Atentem na entrevista que o Chalabi vai dar hoje às 14 horas à CNN. Ali, valentaço e rugindo que nem um leão da Mesopotâmia, a exigir a imediata saída da coligação ocupante do Iraque, pois claro!

Ana Gomes

Portugal ao léu...

A campanha eleitoral para o Parlamento Europeu não me tem deixado tempo para entretenimentos, incluindo «postar» no Causa Nossa q.g. (quanto gostaria).
O que só me dá mais ganas de chapar na cara do pregador dominical que, na última arenga, acusava o PS de desinteresse em esclarecer os eleitores, com o calendário das voltas que há mais de um mês, diariamente, venho dando pelo país em debates e acções de pré-campanha - sem cobertura dos media, claro, como mandam os interesses que pagam....
Mas esta manhã encontrei algum tempo para, ao menos, ler correspondência atulhada. E respiguei um mail chamando-me a atenção para um novo «blog». Não resisto a reproduzir para os leitores do Causa Nossa um post fresquinho do confrade «A loira não gosta de mim»:
Posted por Keiser Soze em 20.5.04:
"You show me yours, and I'll show you mine...?
"O povo iraquiano não avalia a contribuição portuguesa pelo tamanho do seu contingente" brada o MNE iraquiano depois de uma sessão de endoutrinação com Teresa Patrício Gouveia. Sabemos que os nossos bravos da GNR são valentes. Também sabemos que o Sr. Hoshyar Zebari é daqueles Ministros dos Negócios Estrangeiros que, por força das circunstâncias, é Estrangeiro aos seus Negócios (faz-me lembrar alguém, por acaso). Mas é que depois ele acrescenta "É a vontade política que essa presença demonstra que interessa".
Estaremos sempre com os iraquianos e esperamos que venham a conhecer a Paz e a democracia sem ser pela televisão.
Escusamos é de estar lá com "as partes à mostra". É que até eles já estão a ver..."
Ana Gomes

A corrida ao lugar de Prodi

Interessante análise do The Economist sobre os candidatos a presidente da Comissão Europeia, incluindo os seus prós e contras, probabilidades e possíveis apoios e oposições, curiosamente sem atribuir muita importância à cor política de cada um.

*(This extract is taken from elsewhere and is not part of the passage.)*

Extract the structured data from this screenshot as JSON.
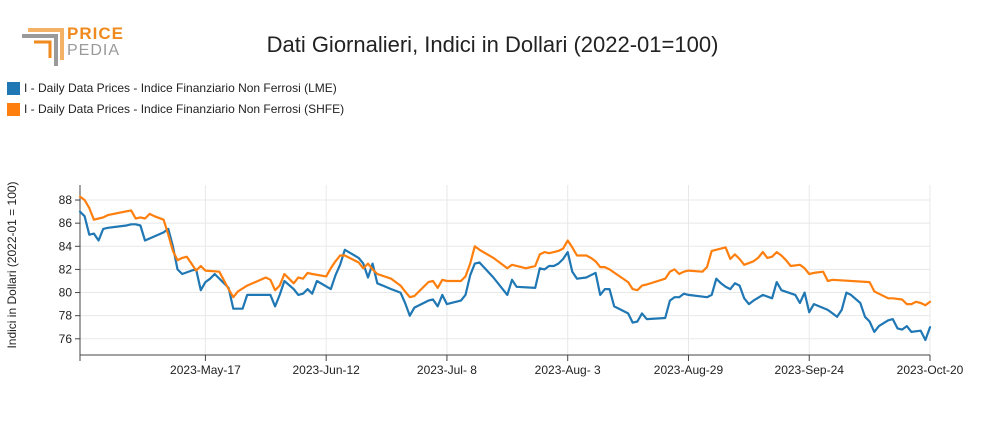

António Vitorino, qualificado como «muito inteligente, estrela da Comissão e multilingue», aparece em 5º lugar (em 10); os seus pontos negativos são «low profile» e «sulista»...

A boa Ordem...

No Jornal de Negócios, o Luís Nazaré elogia a prestação da Ordem dos Advogados e do seu actual bastonário José Miguel Júdice na denúncia da má situação da justiça. Chega a dizer que, se houvesse uma Ordens dos Economistas assim, ele se inscreveria nela!...
«Sempre tive uma enorme dificuldade em discernir a razão de ser das ordens profissionais. Desta vez, porém, fui surpreendido. A Ordem dos Advogados trabalhou mesmo, conseguiu despir-se do seu lustroso fato corporativo e deu um contributo importante para a causa da justiça. Aqui está, pois, um belo exemplo do que as ordens poderiam fazer em prol do país. No dia em que a Ordem dos Médicos divulgar um trabalho semelhante sobre o sistema hospitalar, a dos Arquitectos sobre o licenciamento autárquico, a dos Engenheiros sobre o licenciamento industrial ou a dos Farmacêuticos sobre a fileira laboratorial e boticária, prometo que me inscrevo na Ordem dos Economistas.»
Eu compartilho da apreciação positiva da OA comparativamente com as demais. Mas seria menos incondicional no seu elogio. Todas as ordens, se a isso se dedicarem, podem ser muito boas na crítica das situações que afectam os seus membros, especialmente quando são imputáveis a outros agentes do sector ou aos serviços públicos (nisso a Ordem dos Médicos até peca por manifesto excesso sindical). Onde elas são muito menos diligentes é na formação, supervisão e disciplina dos seus próprios associados, tarefas que deveriam constituir as suas funções primordiais (embora também quanto a este aspecto a OA seja melhor do que as outras...). Se claudicarem aí não cumprem a sua missão. E infelizmente poucas cumprem...

Como sustentar o serviço público de saúde?

Segundo informa o El País a França criou algo de parecido com uma "taxa moderadora" na saúde, obrigando os pacientes a pagarem 1 euro por cada consulta ou exame. Conta-se assim arrecadar alguma receita mas especialmente visa-se moderar a procura desnecessária de cuidados médicos.
O sistema público de saúde francês, por muitos considerado o melhor do mundo, pertence ao modelo do seguro de saúde obrigatório (assurance-maladie, sendo financiado pelas contribuições regulares dos seus beneficiários e constituindo portanto uma vertente da segurança social. Nos últimos anos sobreveio um crescente desequilíbrio das contas, estando o Governo a tentar travar o crescimento do défice e do endividamento, incluindo medidas de aumento das receitas e de diminuição do ritmo de crescimento das despesas.
É evidente que as fundações do "Estado social" estão a ser submetidas em toda a parte a perigosos desafios quanto à sua sustentabilidade financeira. Enquanto a direita opta pelo emagrecimento dos serviços sociais públicos e pelo aumento da contribuição financeira dos beneficiários, a esquerda limita-se em geral a resistir às mudanças, deixando descarregar a pressão sobre o orçamento do Estado. Mas será esta atitude sustentável?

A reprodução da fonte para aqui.